The framework was originally released by Microsoft in early 2023. It has since grown to over 27,000 GitHub stars as of March 2026, and is used in production by Microsoft itself and numerous Fortune 500 companies. Version 1.0+ across all three supported languages signals a stable, non-breaking API surface that enterprise teams can rely on.
Key capabilities at a glance:
- Model-agnostic — supports OpenAI, Azure OpenAI, Hugging Face, NVIDIA, and others through pluggable connectors
- Plugin system — wrap existing functions, REST APIs (via OpenAPI specs), or Model Context Protocol (MCP) servers as callable tools
- Multi-agent orchestration — coordinate specialist agents using Sequential, Concurrent, Handoff, Group Chat, and Magentic patterns
- Vector DB integration — built-in connectors for Azure AI Search, Elasticsearch, Chroma, Qdrant, and more for RAG workflows
- Enterprise-grade observability — telemetry hooks, filters, and logging at every layer
Core Concepts
The Kernel
The kernel is the central object in any SK application. It is a dependency injection container that holds all services (LLM connectors, embeddings) and all plugins (your callable functions). Nearly every operation in SK flows through the kernel.
// C# — .NET 8
using Microsoft.SemanticKernel;
var builder = Kernel.CreateBuilder();
builder.AddAzureOpenAIChatCompletion(
deploymentName: Environment.GetEnvironmentVariable("AZURE_OPENAI_DEPLOYMENT"),
endpoint: Environment.GetEnvironmentVariable("AZURE_OPENAI_ENDPOINT"),
apiKey: Environment.GetEnvironmentVariable("AZURE_OPENAI_API_KEY")
);
Kernel kernel = builder.Build();
# Python — semantic-kernel 1.x
from semantic_kernel import Kernel
from semantic_kernel.connectors.ai.open_ai import AzureChatCompletion
kernel = Kernel()
kernel.add_service(
AzureChatCompletion(
deployment_name="your-deployment",
api_key="your-api-key",
base_url="https://your-endpoint.openai.azure.com/",
)
)
Plugins and the @kernel_function Decorator
Plugins are groups of related functions exposed to the AI. In Python you mark a method with @kernel_function; in C# you annotate it with [KernelFunction]. The SDK automatically serialises these into JSON schemas and sends them to the model alongside each prompt.

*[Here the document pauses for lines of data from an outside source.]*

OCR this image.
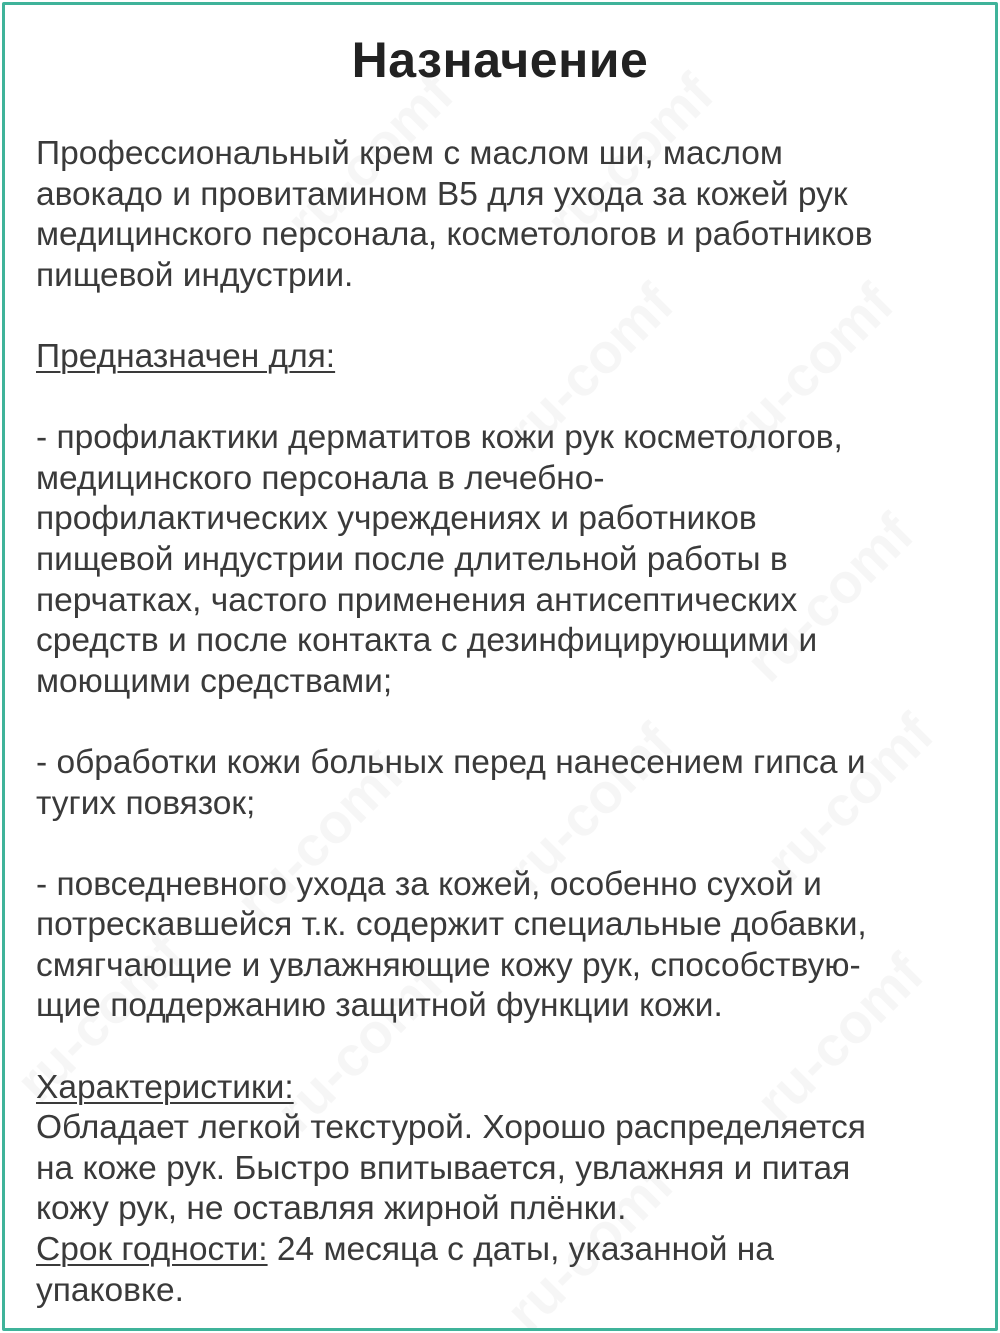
Назначение

Профессиональный крем с маслом ши, маслом

авокадо и провитамином B5 для ухода за кожей рук

медицинского персонала, косметологов и работников

пищевой индустрии.

Предназначен для:

- профилактики дерматитов кожи рук косметологов,

медицинского персонала в лечебно-

профилактических учреждениях и работников

пищевой индустрии после длительной работы в

перчатках, частого применения антисептических

средств и после контакта с дезинфицирующими и

моющими средствами;

- обработки кожи больных перед нанесением гипса и

тугих повязок;

- повседневного ухода за кожей, особенно сухой и

потрескавшейся т.к. содержит специальные добавки,

смягчающие и увлажняющие кожу рук, способствую-

щие поддержанию защитной функции кожи.

Характеристики:

Обладает легкой текстурой. Хорошо распределяется

на коже рук. Быстро впитывается, увлажняя и питая

кожу рук, не оставляя жирной плёнки.

Срок годности: 24 месяца с даты, указанной на

упаковке.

from typing import Annotated
from semantic_kernel.functions import kernel_function
class OrderPlugin:
@kernel_function(description="Returns the status of an order by ID.")
def get_order_status(
self,
order_id: Annotated[str, "The unique order identifier"],
) -> str:
# Real implementation would query a database
return f"Order {order_id} is out for delivery."
@kernel_function(description="Cancels an order that has not yet shipped.")
def cancel_order(
self,
order_id: Annotated[str, "The unique order identifier"],
) -> str:
return f"Order {order_id} has been cancelled."
Once registered with the kernel, the LLM can invoke these functions automatically when the user’s intent requires it — no manual routing logic needed.
Function Calling and FunctionChoiceBehavior
This is where Semantic Kernel shines — and where most beginners trip up. By default, models will not call your plugins unless you explicitly tell the kernel to allow it. The setting you want is FunctionChoiceBehavior.Auto():
// C#
using Microsoft.SemanticKernel.Connectors.OpenAI;
kernel.Plugins.AddFromType<OrderPlugin>("Orders");
var settings = new OpenAIPromptExecutionSettings
{
FunctionChoiceBehavior = FunctionChoiceBehavior.Auto()
};
var result = await kernel.InvokePromptAsync(
"What is the status of order #A42?",
new KernelArguments(settings)
);
Console.WriteLine(result);
from semantic_kernel.connectors.ai.open_ai import OpenAIChatPromptExecutionSettings
from semantic_kernel.connectors.ai.function_choice_behavior import FunctionChoiceBehavior
from semantic_kernel.functions import KernelArguments
kernel.add_plugin(OrderPlugin(), plugin_name="Orders")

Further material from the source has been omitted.